25C-NBOMe is a psychedelic drug and derivative of the psychedelic phenethylamine 2C-C. 25C-NBOMe appeared on online vendor sites in 2010 but was not reported in the literature until 2011. It acts as a potent agonist of the 5-HT2A receptor, and has been studied in its 11C radiolabelled form as a potential ligand for mapping the distribution of 5-HT2A receptors in the brain, using positron emission tomography (PET). Multiple deaths have occurred from usage of 25C-NBOMe due to the ease of accidental overdose. The long-term toxic effects of the drug have not been researched.
25B-NBOH is a derivative of the phenethylamine derived hallucinogen 2C-B which has been sold as a designer drug.

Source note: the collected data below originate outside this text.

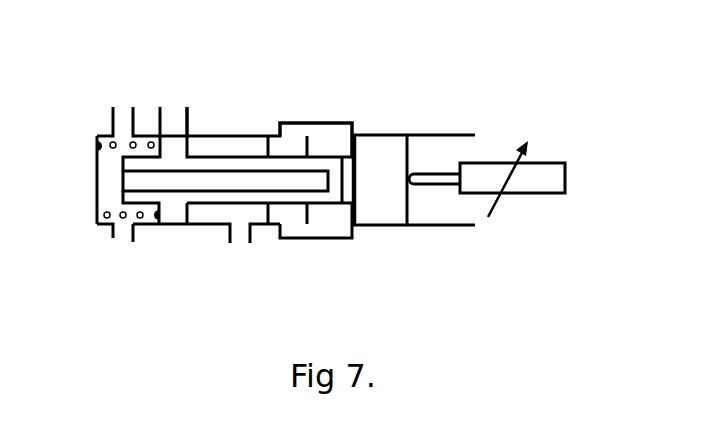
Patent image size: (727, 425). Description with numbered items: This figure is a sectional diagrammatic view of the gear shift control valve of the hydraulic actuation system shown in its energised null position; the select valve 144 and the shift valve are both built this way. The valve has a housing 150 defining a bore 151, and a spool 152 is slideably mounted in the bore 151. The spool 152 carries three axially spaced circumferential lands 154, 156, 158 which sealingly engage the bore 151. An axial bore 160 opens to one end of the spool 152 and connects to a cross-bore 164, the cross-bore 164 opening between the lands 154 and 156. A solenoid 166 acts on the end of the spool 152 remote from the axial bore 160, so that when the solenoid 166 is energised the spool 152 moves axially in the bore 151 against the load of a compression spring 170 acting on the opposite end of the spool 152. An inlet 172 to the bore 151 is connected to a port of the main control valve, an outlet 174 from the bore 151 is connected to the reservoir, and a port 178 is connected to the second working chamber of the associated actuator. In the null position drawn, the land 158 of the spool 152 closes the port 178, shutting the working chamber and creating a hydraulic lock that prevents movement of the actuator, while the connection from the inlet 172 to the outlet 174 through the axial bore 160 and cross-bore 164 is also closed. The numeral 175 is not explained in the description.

The select valve 144 is at (450, 134).
The housing 150 is at (478, 134).
The bore 151 is at (112, 199).
The spool 152 is at (443, 212).
The land 154 is at (383, 178).
The land 156 is at (293, 130).
The land 158 is at (182, 228).
The axial bore 160 is at (130, 182).
The cross-bore 164 is at (332, 170).
The solenoid 166 is at (555, 182).
The compression spring 170 is at (130, 135).
The inlet 172 is at (242, 230).
The outlet 174 is at (128, 117).
The lower contact pin 175 is at (110, 243).
The port 178 is at (173, 117).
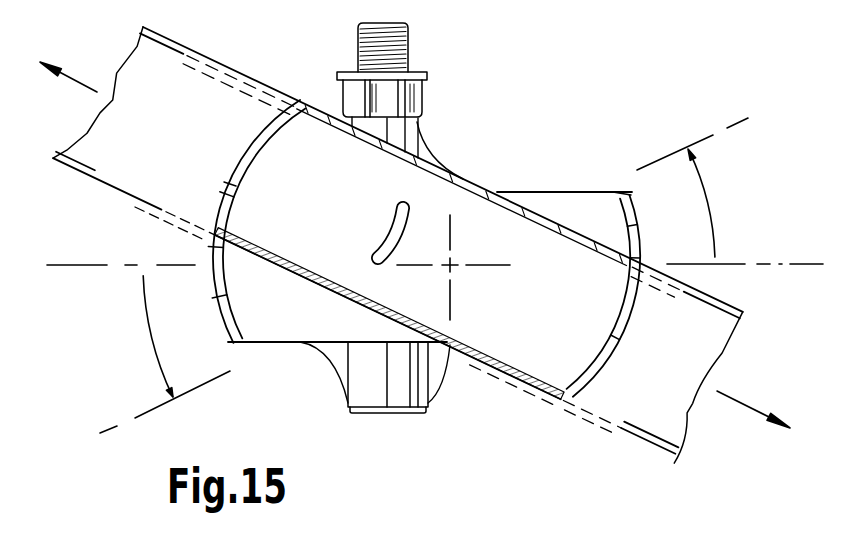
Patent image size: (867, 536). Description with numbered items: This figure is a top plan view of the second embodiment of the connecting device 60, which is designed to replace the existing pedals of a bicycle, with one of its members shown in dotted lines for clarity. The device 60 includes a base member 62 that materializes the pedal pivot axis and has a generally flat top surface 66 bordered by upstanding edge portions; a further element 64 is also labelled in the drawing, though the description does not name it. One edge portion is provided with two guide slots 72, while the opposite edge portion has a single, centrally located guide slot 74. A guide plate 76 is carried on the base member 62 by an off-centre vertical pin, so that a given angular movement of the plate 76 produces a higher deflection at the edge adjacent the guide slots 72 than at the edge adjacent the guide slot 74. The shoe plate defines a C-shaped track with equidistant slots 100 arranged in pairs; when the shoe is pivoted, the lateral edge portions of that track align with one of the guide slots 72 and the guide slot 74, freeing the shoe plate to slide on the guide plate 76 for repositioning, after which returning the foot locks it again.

It acts as a potent serotonin receptor agonist with similar affinity to the better-known compound 25B-NBOMe at 5-HT2A and 5-HT2C receptors with pKis values of 8.3 and 9.4, respectively.
2C-B-BUTTERFLY is a conformationally-restricted derivative of the phenethylamine hallucinogen 2C-B, which was discovered in 1999 by Michael S. Whiteside and Aaron Monte. It is a ring-expanded homologue of the better known compound 2C-B-FLY, and has similar properties as an agonist for serotonin receptors, but with more selectivity for 5-HT2C over 5-HT2A.
25B-NBF is a derivative of the phenethylamine hallucinogen 2C-B, which acts as a highly potent partial agonist for the human 5-HT2A receptor.
25G-NBOMe (NBOMe-2C-G) is a derivative of the phenethylamine hallucinogen 2C-G, which acts as a highly potent agonist for the human 5-HT2A receptor.